Summer is here and it’s time to start thinking about ideas to keep the kids entertained. That is why I’m so excited about the new book, 101 Kids Activities, by two of my favorite bloggers and friends!
If you have kids, you will LOVE 101 Kids Activities by Holly Homer and Rachel Miller from Kids Activities Blog! I’m excited to share one of the cool kid activities from the book today along with a giveaway!
This book really will save me this summer! Full of simple crafts, boredom busters, games and experiments, now I won’t have to think much this summer, just tell the kids to open up the book and pick an idea to do! Yay! Thanks Holly and Rachel:-)
From Slimy Goop Recipes and Simple Science Play to DIY Water Bottle Bangles, you’ll find creative ideas for both boys and girls. After flipping through the book, it’s really hard to decide which one to do first.
My daughter has been bookmarking the ideas she wants to do this summer! We have a lot saved.
What I love so much about this book are the modified ideas for younger and older kids. I wish I had this as a teenager when I spent several summers babysitting! If you have babysitters, this book is a must get for them.

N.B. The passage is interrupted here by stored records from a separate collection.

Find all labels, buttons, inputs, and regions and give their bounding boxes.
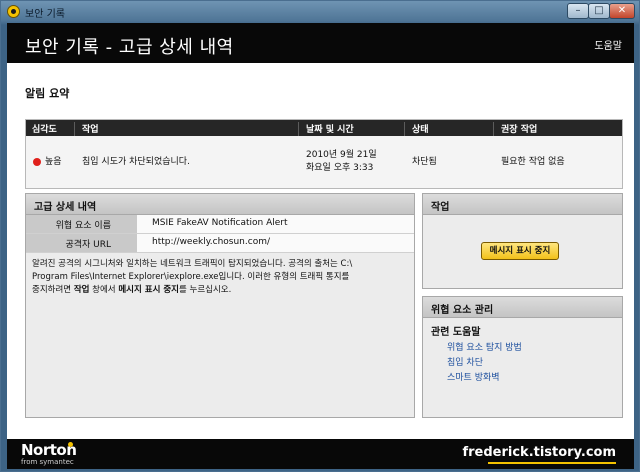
threat-name-label: 위협 요소 이름 <box>55 221 111 231</box>
datetime-time: 화요일 오후 3:33 <box>306 163 374 173</box>
attacker-url-value: http://weekly.chosun.com/ <box>152 237 270 247</box>
detail-description: 알려진 공격의 시그니처와 일치하는 네트워크 트래픽이 탐지되었습니다. 공격… <box>32 259 353 295</box>
symantec-tagline: from symantec <box>21 458 74 466</box>
actions-panel: 작업 메시지 표시 중지 <box>422 193 623 289</box>
norton-checkmark-icon <box>68 442 73 447</box>
watermark: frederick.tistory.com <box>462 445 616 460</box>
main-content: 알림 요약 심각도 작업 날짜 및 시간 상태 권장 작업 높음 침입 시도가 … <box>7 63 634 439</box>
help-link-firewall[interactable]: 스마트 방화벽 <box>447 370 500 383</box>
alert-row[interactable]: 높음 침입 시도가 차단되었습니다. 2010년 9월 21일 화요일 오후 3… <box>26 136 622 188</box>
help-link[interactable]: 도움말 <box>594 37 622 52</box>
minimize-button[interactable]: – <box>567 3 589 19</box>
title-bar[interactable]: 보안 기록 – □ ✕ <box>1 1 639 23</box>
column-header-datetime: 날짜 및 시간 <box>306 125 354 135</box>
advanced-details-header: 고급 상세 내역 <box>26 194 414 215</box>
status-value: 차단됨 <box>412 157 437 167</box>
detail-row-threat: 위협 요소 이름 MSIE FakeAV Notification Alert <box>26 215 414 234</box>
norton-app-icon <box>7 5 20 18</box>
severity-high-icon <box>33 158 41 166</box>
actions-header: 작업 <box>423 194 622 215</box>
maximize-button[interactable]: □ <box>588 3 610 19</box>
actions-title: 작업 <box>431 202 450 213</box>
related-help-title: 관련 도움말 <box>431 327 481 338</box>
watermark-underline <box>488 462 616 464</box>
page-title: 보안 기록 - 고급 상세 내역 <box>25 37 234 58</box>
stop-notifications-button[interactable]: 메시지 표시 중지 <box>481 242 559 260</box>
alert-summary-title: 알림 요약 <box>25 87 70 100</box>
alert-table: 심각도 작업 날짜 및 시간 상태 권장 작업 높음 침입 시도가 차단되었습니… <box>25 119 623 189</box>
column-header-severity: 심각도 <box>32 125 57 135</box>
footer: Norton from symantec frederick.tistory.c… <box>7 439 634 469</box>
header: 보안 기록 - 고급 상세 내역 도움말 <box>7 23 634 63</box>
help-link-intrusion[interactable]: 침입 차단 <box>447 355 483 368</box>
detail-row-attacker: 공격자 URL http://weekly.chosun.com/ <box>26 234 414 253</box>
column-header-recommended: 권장 작업 <box>501 125 538 135</box>
attacker-url-label: 공격자 URL <box>65 240 111 250</box>
action-value: 침입 시도가 차단되었습니다. <box>82 157 190 167</box>
datetime-date: 2010년 9월 21일 <box>306 150 377 160</box>
recommended-value: 필요한 작업 없음 <box>501 157 565 167</box>
threat-management-header: 위협 요소 관리 <box>423 297 622 318</box>
advanced-details-title: 고급 상세 내역 <box>34 202 97 213</box>
advanced-details-panel: 고급 상세 내역 위협 요소 이름 MSIE FakeAV Notificati… <box>25 193 415 418</box>
severity-value: 높음 <box>45 157 62 167</box>
window-title: 보안 기록 <box>25 9 65 20</box>
column-header-action: 작업 <box>82 125 99 135</box>
threat-management-title: 위협 요소 관리 <box>431 305 494 316</box>
help-link-detection[interactable]: 위협 요소 탐지 방법 <box>447 340 522 353</box>
close-button[interactable]: ✕ <box>609 3 635 19</box>
column-header-status: 상태 <box>412 125 429 135</box>
threat-name-value: MSIE FakeAV Notification Alert <box>152 218 288 228</box>
threat-management-panel: 위협 요소 관리 관련 도움말 위협 요소 탐지 방법 침입 차단 스마트 방화… <box>422 296 623 418</box>
alert-table-header: 심각도 작업 날짜 및 시간 상태 권장 작업 <box>26 120 622 138</box>
window-frame: 보안 기록 – □ ✕ 보안 기록 - 고급 상세 내역 도움말 알림 요약 심… <box>0 0 640 472</box>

Enjoy this cool craft idea for kids and be sure to scroll down (or click over to the blog if you are reading from email) to enter to win a FREE 101 Kids Activities book!
Fizzing Sidewalk Paint
[pullquote]From 101 Kids Activities by Holly Homer and Rachel Miller, printed with permission of Page Street Publishing June 2014[/pullquote]This activity trumps ordinary sidewalk chalk with a little science magic by creating a chalk-based paint and then spritzing on a little fizz. It all starts with pH. When solutions that are pH base mix with an acid, action happens!
- Large mixing bowl
- 1 (1-pound [454 g]) box baking soda
- ½ cup (63 g) cornstarch
- Warm water
- Several containers to hold the paint
- Food coloring
- Spray bottle filled with vinegar—1 per child
- Buckets for cleanup
In a large mixing bowl, mix the baking soda and the cornstarch together. Add the warm (almost hot) water, stirring until it is the consistency of pancake batter. Split the recipe into several containers, adding the food coloring color of your choice to each.
Use the homemade paint to create a scene or flick it with a paintbrush into a modern masterpiece. It is best to work fast because the paint dries quickly (but can always be diluted with the addition of more warm water).

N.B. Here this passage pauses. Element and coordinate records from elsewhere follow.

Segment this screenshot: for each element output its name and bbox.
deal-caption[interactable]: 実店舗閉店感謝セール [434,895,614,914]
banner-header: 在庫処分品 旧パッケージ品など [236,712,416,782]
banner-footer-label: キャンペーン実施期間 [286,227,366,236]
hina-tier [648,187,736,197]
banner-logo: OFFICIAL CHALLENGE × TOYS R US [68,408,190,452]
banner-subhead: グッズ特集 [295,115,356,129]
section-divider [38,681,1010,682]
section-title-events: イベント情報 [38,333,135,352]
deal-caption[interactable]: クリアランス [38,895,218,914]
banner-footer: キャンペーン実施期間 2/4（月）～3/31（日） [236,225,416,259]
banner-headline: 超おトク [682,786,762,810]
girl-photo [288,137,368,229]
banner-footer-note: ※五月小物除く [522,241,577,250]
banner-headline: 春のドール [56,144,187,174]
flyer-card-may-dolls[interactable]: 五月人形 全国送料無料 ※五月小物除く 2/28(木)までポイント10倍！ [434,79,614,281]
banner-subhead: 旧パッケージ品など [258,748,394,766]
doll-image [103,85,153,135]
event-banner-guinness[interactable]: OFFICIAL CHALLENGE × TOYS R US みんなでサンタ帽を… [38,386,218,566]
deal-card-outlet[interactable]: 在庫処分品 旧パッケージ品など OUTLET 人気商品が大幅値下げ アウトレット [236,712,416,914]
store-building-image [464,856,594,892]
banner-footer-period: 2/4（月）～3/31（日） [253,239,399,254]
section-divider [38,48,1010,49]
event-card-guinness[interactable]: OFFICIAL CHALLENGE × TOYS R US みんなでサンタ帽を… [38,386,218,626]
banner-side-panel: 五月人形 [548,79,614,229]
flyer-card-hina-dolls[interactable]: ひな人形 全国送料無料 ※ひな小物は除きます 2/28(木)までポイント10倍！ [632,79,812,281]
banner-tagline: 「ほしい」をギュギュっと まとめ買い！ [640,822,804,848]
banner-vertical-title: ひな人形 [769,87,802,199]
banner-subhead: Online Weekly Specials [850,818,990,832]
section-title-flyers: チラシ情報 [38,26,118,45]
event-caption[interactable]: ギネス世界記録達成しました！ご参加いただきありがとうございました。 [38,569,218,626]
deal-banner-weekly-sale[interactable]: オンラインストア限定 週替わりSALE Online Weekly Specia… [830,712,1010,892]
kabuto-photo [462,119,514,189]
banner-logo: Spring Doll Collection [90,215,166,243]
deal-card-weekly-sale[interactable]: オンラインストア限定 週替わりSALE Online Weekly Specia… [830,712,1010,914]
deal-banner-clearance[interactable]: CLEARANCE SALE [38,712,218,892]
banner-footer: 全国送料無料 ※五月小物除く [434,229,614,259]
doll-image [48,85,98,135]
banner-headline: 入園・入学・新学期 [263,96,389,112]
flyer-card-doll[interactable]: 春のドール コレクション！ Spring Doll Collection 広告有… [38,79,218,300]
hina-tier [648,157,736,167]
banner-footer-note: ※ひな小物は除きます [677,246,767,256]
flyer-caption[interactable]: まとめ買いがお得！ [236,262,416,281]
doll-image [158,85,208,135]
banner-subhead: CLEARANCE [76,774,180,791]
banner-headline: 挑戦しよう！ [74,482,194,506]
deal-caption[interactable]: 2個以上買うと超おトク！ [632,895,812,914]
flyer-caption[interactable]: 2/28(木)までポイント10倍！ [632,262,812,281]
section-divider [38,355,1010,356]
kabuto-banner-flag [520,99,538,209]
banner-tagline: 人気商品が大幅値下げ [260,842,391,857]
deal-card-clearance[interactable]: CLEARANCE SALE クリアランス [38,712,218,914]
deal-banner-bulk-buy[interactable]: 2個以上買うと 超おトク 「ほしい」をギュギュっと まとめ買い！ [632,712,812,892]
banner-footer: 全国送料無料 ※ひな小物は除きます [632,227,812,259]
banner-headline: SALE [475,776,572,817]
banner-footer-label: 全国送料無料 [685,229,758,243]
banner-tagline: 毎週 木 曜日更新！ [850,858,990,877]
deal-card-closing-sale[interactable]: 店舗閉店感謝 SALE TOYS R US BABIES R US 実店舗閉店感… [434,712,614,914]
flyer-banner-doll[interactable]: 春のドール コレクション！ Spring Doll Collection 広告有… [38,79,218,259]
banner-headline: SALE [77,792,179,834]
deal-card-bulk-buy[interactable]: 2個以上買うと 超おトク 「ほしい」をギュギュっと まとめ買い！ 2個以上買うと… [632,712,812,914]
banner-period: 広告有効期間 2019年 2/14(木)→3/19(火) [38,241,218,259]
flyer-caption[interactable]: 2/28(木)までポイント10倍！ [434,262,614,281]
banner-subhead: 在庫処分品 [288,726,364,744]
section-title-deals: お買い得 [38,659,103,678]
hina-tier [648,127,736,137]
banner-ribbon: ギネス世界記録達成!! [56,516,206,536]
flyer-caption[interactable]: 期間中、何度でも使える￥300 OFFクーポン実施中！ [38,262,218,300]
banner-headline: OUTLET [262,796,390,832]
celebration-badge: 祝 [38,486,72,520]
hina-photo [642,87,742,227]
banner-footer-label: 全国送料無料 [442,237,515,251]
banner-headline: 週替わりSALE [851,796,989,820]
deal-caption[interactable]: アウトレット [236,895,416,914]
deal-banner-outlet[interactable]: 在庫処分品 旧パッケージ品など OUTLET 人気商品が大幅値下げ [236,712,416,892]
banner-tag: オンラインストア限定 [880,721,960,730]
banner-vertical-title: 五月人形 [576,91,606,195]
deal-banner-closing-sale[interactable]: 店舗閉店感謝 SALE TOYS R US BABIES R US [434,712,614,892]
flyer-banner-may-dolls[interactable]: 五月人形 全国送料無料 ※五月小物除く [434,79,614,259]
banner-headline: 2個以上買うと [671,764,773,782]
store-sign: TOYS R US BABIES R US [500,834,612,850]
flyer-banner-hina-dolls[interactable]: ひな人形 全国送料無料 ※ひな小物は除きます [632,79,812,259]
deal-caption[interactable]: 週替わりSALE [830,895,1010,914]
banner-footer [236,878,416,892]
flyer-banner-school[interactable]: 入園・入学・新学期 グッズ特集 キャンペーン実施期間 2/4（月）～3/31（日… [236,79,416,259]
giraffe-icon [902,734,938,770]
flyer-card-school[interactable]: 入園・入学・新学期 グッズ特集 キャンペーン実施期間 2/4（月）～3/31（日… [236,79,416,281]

Once the painting is in place, it is time for something a little extra. Spray the artwork with the vinegar-filled bottle and watch what happens. Your artwork will sizzle and pop!
A bucketful of water splashed across the art can make it disappear. Because that is fun, too, you might not want to wait for rain.
Modifications for Younger Kids
If a paintbrush is hard to negotiate in the paint, give your children a spoon and let them drip or drop spoonfuls of paint onto the pavement. For the little ones, be sure to fully supervise when they spray vinegar. It can sting little eyes.
Modifications for Older Kids
This activity is an easy way to work in a lesson on reactions between acids and base chemicals and talk about why this works. Maybe you can have your budding scientists adapt the recipe to see whether they can get bigger bubbles and more fizz in their next batch of paint.
Do you have a prewriting preschooler? Use a turkey baster to squirt vinegar at the paint. The grasping and squeezing helps strengthen finger muscles they will use when they are writing.